Follow the steps to create the Azure credentials (Service Principal) : * Run the below az cli command

   az ad sp create-for-rbac --name "myApp" --role contributor \
                            --scopes /subscriptions/{subscription-id}/resourceGroups/{resource-group} \
                            --sdk-auth
                            
  # Replace {subscription-id}, {resource-group} with the subscription, resource group details

  # The command should output a JSON object similar to this:

  {
    "clientId": "<GUID>",
    "clientSecret": "<GUID>",
    "subscriptionId": "<GUID>",
    "tenantId": "<GUID>",
    (...)
  }
  
  • Store the above JSON as the value of a GitHub secret with a name, for example 'AZURE_CREDENTIALS'
  • Now in the workflow file in your branch: .github/workflows/workflow.yml replace the secret in Azure login action with your secret name

Set secret with Web App Publish_Profile

Note: As of October 2020, Linux web apps will need the app setting WEBSITE_WEBDEPLOY_USE_SCM set to true before downloading the publish profile from the Azure portal. This requirement will be removed in the future.

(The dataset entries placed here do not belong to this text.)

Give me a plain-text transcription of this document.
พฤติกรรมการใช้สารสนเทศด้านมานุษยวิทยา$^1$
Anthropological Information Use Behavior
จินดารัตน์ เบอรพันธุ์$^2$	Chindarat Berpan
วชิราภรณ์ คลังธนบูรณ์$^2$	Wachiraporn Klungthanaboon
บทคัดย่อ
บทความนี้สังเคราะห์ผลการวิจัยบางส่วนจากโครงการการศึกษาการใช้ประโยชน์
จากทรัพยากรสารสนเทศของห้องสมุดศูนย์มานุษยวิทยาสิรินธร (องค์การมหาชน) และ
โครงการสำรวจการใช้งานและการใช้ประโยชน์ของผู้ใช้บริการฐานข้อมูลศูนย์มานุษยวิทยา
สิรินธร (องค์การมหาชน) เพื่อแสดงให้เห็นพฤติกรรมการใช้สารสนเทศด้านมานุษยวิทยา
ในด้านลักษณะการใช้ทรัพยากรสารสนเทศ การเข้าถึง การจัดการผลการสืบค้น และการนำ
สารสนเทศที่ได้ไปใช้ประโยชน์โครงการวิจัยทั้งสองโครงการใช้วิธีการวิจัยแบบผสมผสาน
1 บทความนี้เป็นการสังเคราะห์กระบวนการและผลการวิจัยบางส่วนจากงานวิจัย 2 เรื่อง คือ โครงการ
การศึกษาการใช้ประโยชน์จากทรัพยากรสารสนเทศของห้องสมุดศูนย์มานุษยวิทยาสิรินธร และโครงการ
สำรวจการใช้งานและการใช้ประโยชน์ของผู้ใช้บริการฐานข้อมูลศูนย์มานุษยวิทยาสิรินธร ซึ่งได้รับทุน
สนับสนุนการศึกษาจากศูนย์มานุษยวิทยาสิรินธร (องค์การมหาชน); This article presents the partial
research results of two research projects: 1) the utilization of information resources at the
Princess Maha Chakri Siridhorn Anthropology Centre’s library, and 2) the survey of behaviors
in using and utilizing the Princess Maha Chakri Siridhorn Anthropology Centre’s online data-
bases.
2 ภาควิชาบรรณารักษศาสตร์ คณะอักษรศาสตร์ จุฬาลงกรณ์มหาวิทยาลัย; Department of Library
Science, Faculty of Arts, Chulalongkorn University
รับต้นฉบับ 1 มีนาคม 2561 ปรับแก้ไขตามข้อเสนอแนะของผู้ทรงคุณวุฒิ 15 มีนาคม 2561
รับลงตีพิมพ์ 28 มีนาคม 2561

  1. In the Azure portal, Navigate to your web app

  2. In the Overview page of the app, click on "Get publish profile". A publish profile is a kind of deployment credential, useful when you don't own the Azure subscription.

  3. Open the downloaded settings file in VS Code and copy the contents of the file.

  4. Create a new secret in your GitHub repo using the copied contents of the publish profile.